The art of hand written correspondence is not dead.
Granted, maybe you haven't received a piece of personal mail in months. Or years. Or ever. (Oh that is so very sad! Let's do something about that.) Maybe you haven't sent a piece of hand written mail in a while. Or you only send birthday cards to a few people in your life.
This describes most people who I've spoken with. And it gives us a clue as to why many people think the art is dead! It most certainly is not.
Take me, for example: I send an average of 10 personal cards or letters every week. In one single day, my record is 80 letters. That's right. Still don't remember how that happened, but it did. One mug of steamy Earl Grey after another.
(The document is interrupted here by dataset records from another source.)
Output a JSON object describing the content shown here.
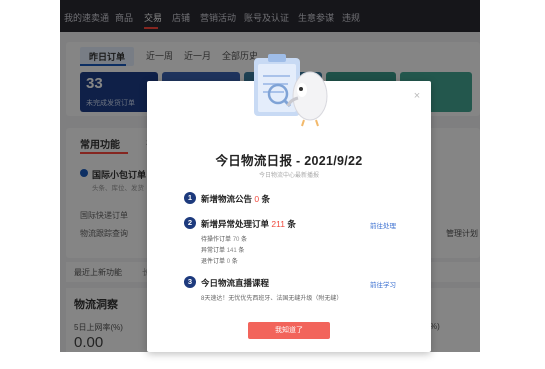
{
  "nav": {
    "items": [
      "我的速卖通",
      "商品",
      "交易",
      "店铺",
      "营销活动",
      "账号及认证",
      "生意参谋",
      "违规"
    ],
    "active_index": 2
  },
  "orders": {
    "tabs": [
      "昨日订单",
      "近一周",
      "近一月",
      "全部历史"
    ],
    "active_tab": "昨日订单",
    "stat_value": "33",
    "stat_label": "未完成发货订单"
  },
  "functions": {
    "title": "常用功能",
    "tab2": "在",
    "item_main": "国际小包订单",
    "item_desc": "头条、库位、发货",
    "rows": [
      "国际快递订单",
      "物流跟踪查询"
    ],
    "right_link": "管理计划"
  },
  "quick": {
    "label": "最近上新功能",
    "more": "长"
  },
  "insight": {
    "title": "物流洞察",
    "label": "5日上网率(%)",
    "value": "0.00",
    "pct": "%)"
  },
  "modal": {
    "title": "今日物流日报 - 2021/9/22",
    "subtitle": "今日物流中心最新播报",
    "close": "×",
    "sections": [
      {
        "num": "1",
        "title": "新增物流公告",
        "count": "0",
        "unit": "条"
      },
      {
        "num": "2",
        "title": "新增异常处理订单",
        "count": "211",
        "unit": "条",
        "link": "前往处理",
        "lines": [
          {
            "label": "待操作订单",
            "count": "70",
            "unit": "条"
          },
          {
            "label": "异常订单",
            "count": "141",
            "unit": "条"
          },
          {
            "label": "退件订单",
            "count": "0",
            "unit": "条"
          }
        ]
      },
      {
        "num": "3",
        "title": "今日物流直播课程",
        "link": "前往学习",
        "desc": "8天速达！无忧优先西班牙、法国无缝升级（附无缝）"
      }
    ],
    "button": "我知道了"
  },
  "colors": {
    "accent_red": "#f2645b",
    "badge_navy": "#1d3a7d",
    "link_blue": "#3a6fd0"
  }
}
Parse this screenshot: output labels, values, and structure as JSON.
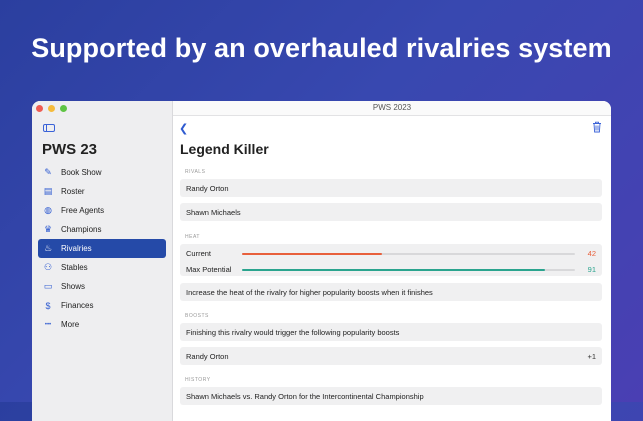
{
  "headline": "Supported by an overhauled rivalries system",
  "window": {
    "title": "PWS 2023"
  },
  "sidebar": {
    "app_title": "PWS 23",
    "items": [
      {
        "label": "Book Show",
        "icon": "edit-icon",
        "glyph": "✎"
      },
      {
        "label": "Roster",
        "icon": "id-card-icon",
        "glyph": "▤"
      },
      {
        "label": "Free Agents",
        "icon": "globe-icon",
        "glyph": "◍"
      },
      {
        "label": "Champions",
        "icon": "crown-icon",
        "glyph": "♛"
      },
      {
        "label": "Rivalries",
        "icon": "flame-icon",
        "glyph": "♨"
      },
      {
        "label": "Stables",
        "icon": "people-icon",
        "glyph": "⚇"
      },
      {
        "label": "Shows",
        "icon": "display-icon",
        "glyph": "▭"
      },
      {
        "label": "Finances",
        "icon": "dollar-icon",
        "glyph": "$"
      },
      {
        "label": "More",
        "icon": "ellipsis-icon",
        "glyph": "•••"
      }
    ],
    "active_index": 4
  },
  "main": {
    "title": "Legend Killer",
    "rivals_label": "RIVALS",
    "rivals": [
      "Randy Orton",
      "Shawn Michaels"
    ],
    "heat_label": "HEAT",
    "heat": [
      {
        "label": "Current",
        "value": "42",
        "fraction": 0.42,
        "color": "#e8603c"
      },
      {
        "label": "Max Potential",
        "value": "91",
        "fraction": 0.91,
        "color": "#2aa48e"
      }
    ],
    "heat_note": "Increase the heat of the rivalry for higher popularity boosts when it finishes",
    "boosts_label": "BOOSTS",
    "boosts_note": "Finishing this rivalry would trigger the following popularity boosts",
    "boost": {
      "name": "Randy Orton",
      "value": "+1"
    },
    "history_label": "HISTORY",
    "history": [
      "Shawn Michaels vs. Randy Orton for the Intercontinental Championship"
    ]
  }
}
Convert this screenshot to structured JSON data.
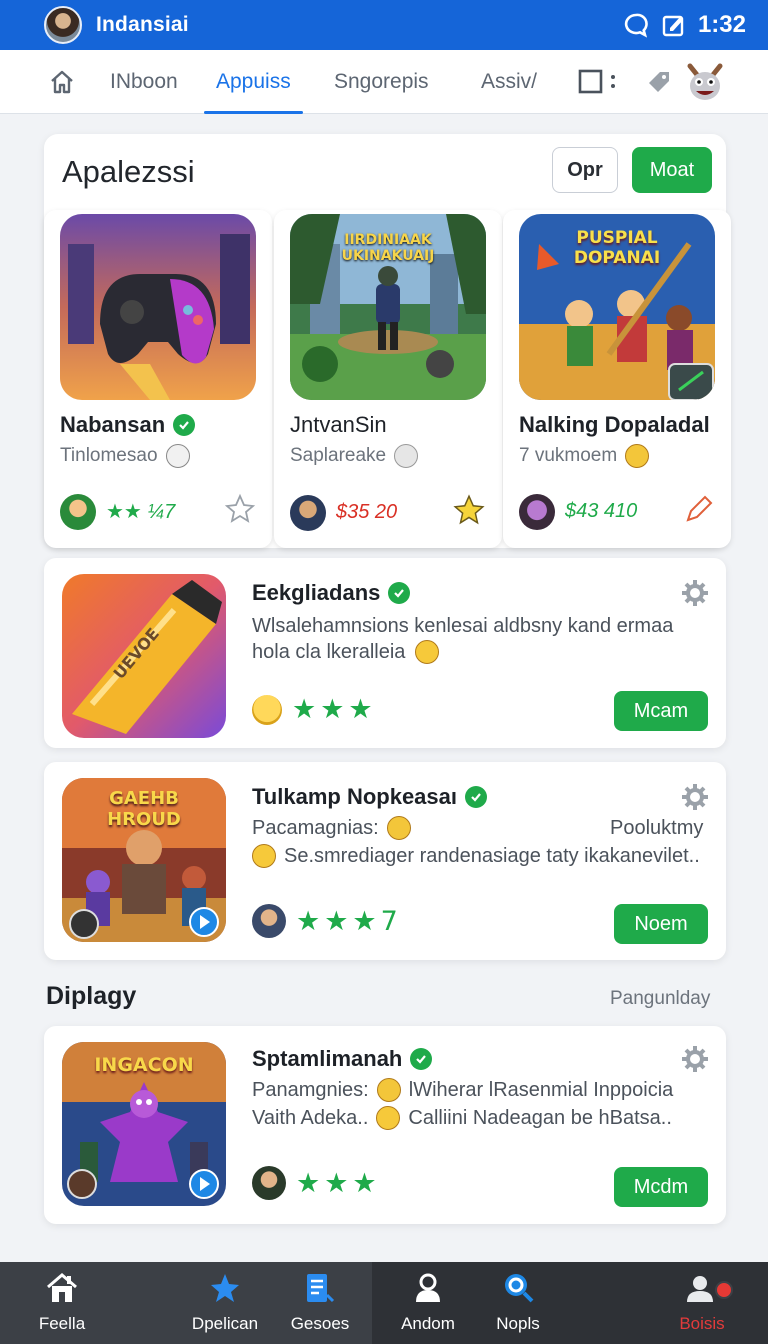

Heard of Mail More Love? They deliver a monthly assortment of cards and tools to create a world with more love in the mail. My kind o' people! And they've got lots of subscribers who know this art is alive and well.
Then there's my daughter. She's 4 years old and has already sent more than 100 hand-drawn pieces of mail in her life. She knows where the postage stamp goes, she knows not to draw all over the "address" side of the envelope. This girl costs me some real money on postage, especially now that we are in Sweden and 99% of our mail is sent to California! (That's about $2.40 USD per stamp.)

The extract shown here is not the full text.